HOW WE SERVE ARTISTS:

Creative Capital Gathering
South Jersey Arts Council, 2019

The ultimate measure of our success comes with creating, identifying and expanding opportunities for artists: sharing/making transparent/recommending standard practices for contemporary professional development programs and curriculums; facilitating exhibition opportunities, speaking engagements, and intergenerational collaborations; emphasizing interdisciplinary cross-over; creating jobs; and acting as a catalyst for many other sustainable practices.
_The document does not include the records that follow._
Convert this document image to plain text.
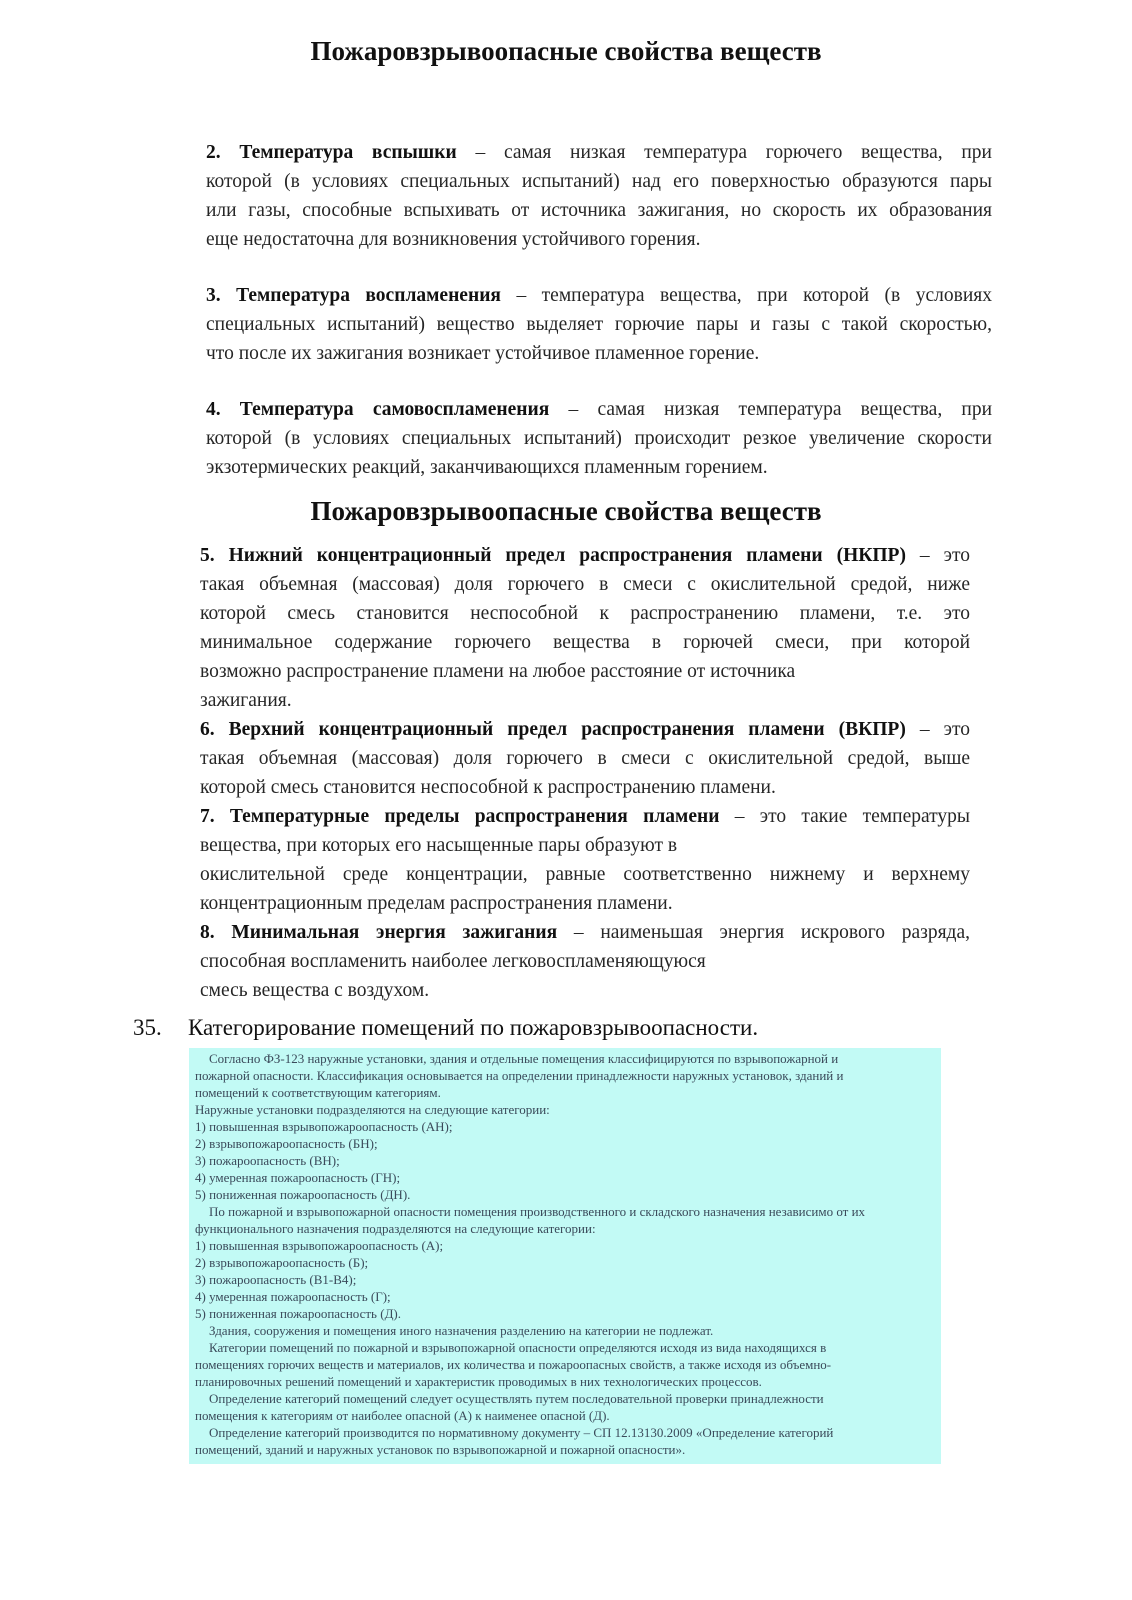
Пожаровзрывоопасные свойства веществ
2. Температура вспышки – самая низкая температура горючего вещества, при
которой (в условиях специальных испытаний) над его поверхностью образуются пары
или газы, способные вспыхивать от источника зажигания, но скорость их образования
еще недостаточна для возникновения устойчивого горения.
3. Температура воспламенения – температура вещества, при которой (в условиях
специальных испытаний) вещество выделяет горючие пары и газы с такой скоростью,
что после их зажигания возникает устойчивое пламенное горение.
4. Температура самовоспламенения – самая низкая температура вещества, при
которой (в условиях специальных испытаний) происходит резкое увеличение скорости
экзотермических реакций, заканчивающихся пламенным горением.
Пожаровзрывоопасные свойства веществ
5. Нижний концентрационный предел распространения пламени (НКПР) – это
такая объемная (массовая) доля горючего в смеси с окислительной средой, ниже
которой смесь становится неспособной к распространению пламени, т.е. это
минимальное содержание горючего вещества в горючей смеси, при которой
возможно распространение пламени на любое расстояние от источника
зажигания.
6. Верхний концентрационный предел распространения пламени (ВКПР) – это
такая объемная (массовая) доля горючего в смеси с окислительной средой, выше
которой смесь становится неспособной к распространению пламени.
7. Температурные пределы распространения пламени – это такие температуры
вещества, при которых его насыщенные пары образуют в
окислительной среде концентрации, равные соответственно нижнему и верхнему
концентрационным пределам распространения пламени.
8. Минимальная энергия зажигания – наименьшая энергия искрового разряда,
способная воспламенить наиболее легковоспламеняющуюся
смесь вещества с воздухом.
35. Категорирование помещений по пожаровзрывоопасности.
Согласно ФЗ-123 наружные установки, здания и отдельные помещения классифицируются по взрывопожарной и
пожарной опасности. Классификация основывается на определении принадлежности наружных установок, зданий и
помещений к соответствующим категориям.
Наружные установки подразделяются на следующие категории:
1) повышенная взрывопожароопасность (АН);
2) взрывопожароопасность (БН);
3) пожароопасность (ВН);
4) умеренная пожароопасность (ГН);
5) пониженная пожароопасность (ДН).
По пожарной и взрывопожарной опасности помещения производственного и складского назначения независимо от их
функционального назначения подразделяются на следующие категории:
1) повышенная взрывопожароопасность (А);
2) взрывопожароопасность (Б);
3) пожароопасность (В1-В4);
4) умеренная пожароопасность (Г);
5) пониженная пожароопасность (Д).
Здания, сооружения и помещения иного назначения разделению на категории не подлежат.
Категории помещений по пожарной и взрывопожарной опасности определяются исходя из вида находящихся в
помещениях горючих веществ и материалов, их количества и пожароопасных свойств, а также исходя из объемно-
планировочных решений помещений и характеристик проводимых в них технологических процессов.
Определение категорий помещений следует осуществлять путем последовательной проверки принадлежности
помещения к категориям от наиболее опасной (А) к наименее опасной (Д).
Определение категорий производится по нормативному документу – СП 12.13130.2009 «Определение категорий
помещений, зданий и наружных установок по взрывопожарной и пожарной опасности».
We want to see artists valued beyond one central art world, working, freely expressing, garnering opportunities and further integrated in society.

PRAGMATIC PROBLEM-SOLVING PROGRAMS FOR WORKING ARTISTS

At ISC, generosity is at the forefront of all interactions and conversations, including Professional Development guidance to artists which yields ready and future opportunities:

  • Consultation, education and advisement to individual artists from generous mentors. These mentors are leaders in academia, arts journalism, small arts organizations, regional nonprofits & museums, and other diverse sectors (medical, administrative, corporate, etc).

  • Peer-to-peer town hall forums, workshops and individual artist sessions identifying and resolving artists’ needs and wants.

  • Catalytic “match-making” between artists and arts organizations, community builders, and different sectors.

  • Training for artists as community arts leaders.

  • Access to database of contacts, including mentors, thought leaders, and others with specific expertise.

  • A comprehensive website to support all inquiries when asked for advice and/or content.

  • Participants become part of a shared, accessible community (with permission to include their contact information).

  • Essential follow-up and continued conversations.

Why it’s needed:

Although Professional Development for artists has been growing over the years, we have found deficiencies that need addressing:

  1. Much of the information being disseminated is not pragmatic.

  2. Many schools do not teach models of sustainability.

  3. Underrepresented areas of the country lack an arts infrastructure that provides access to opportunities to sustain a creative life.

We bring to our advocacy more than 10 years of grass-roots data, which is based on solid, concrete research collecting and addressing artists and arts organizations needs and wants.

Sustaining a creative life includes meeting the financial, emotional and physical needs of artists. Identifying these needs and bringing communities together results in increased opportunities that enhance and grow creative lives.


DEAI focus:

All information and initiatives are transparent and shared with artists of color, different abilities, women, and those who reside in underserved and underrepresented communities in order to create tangible, pragmatic solutions for sustaining their creative lives.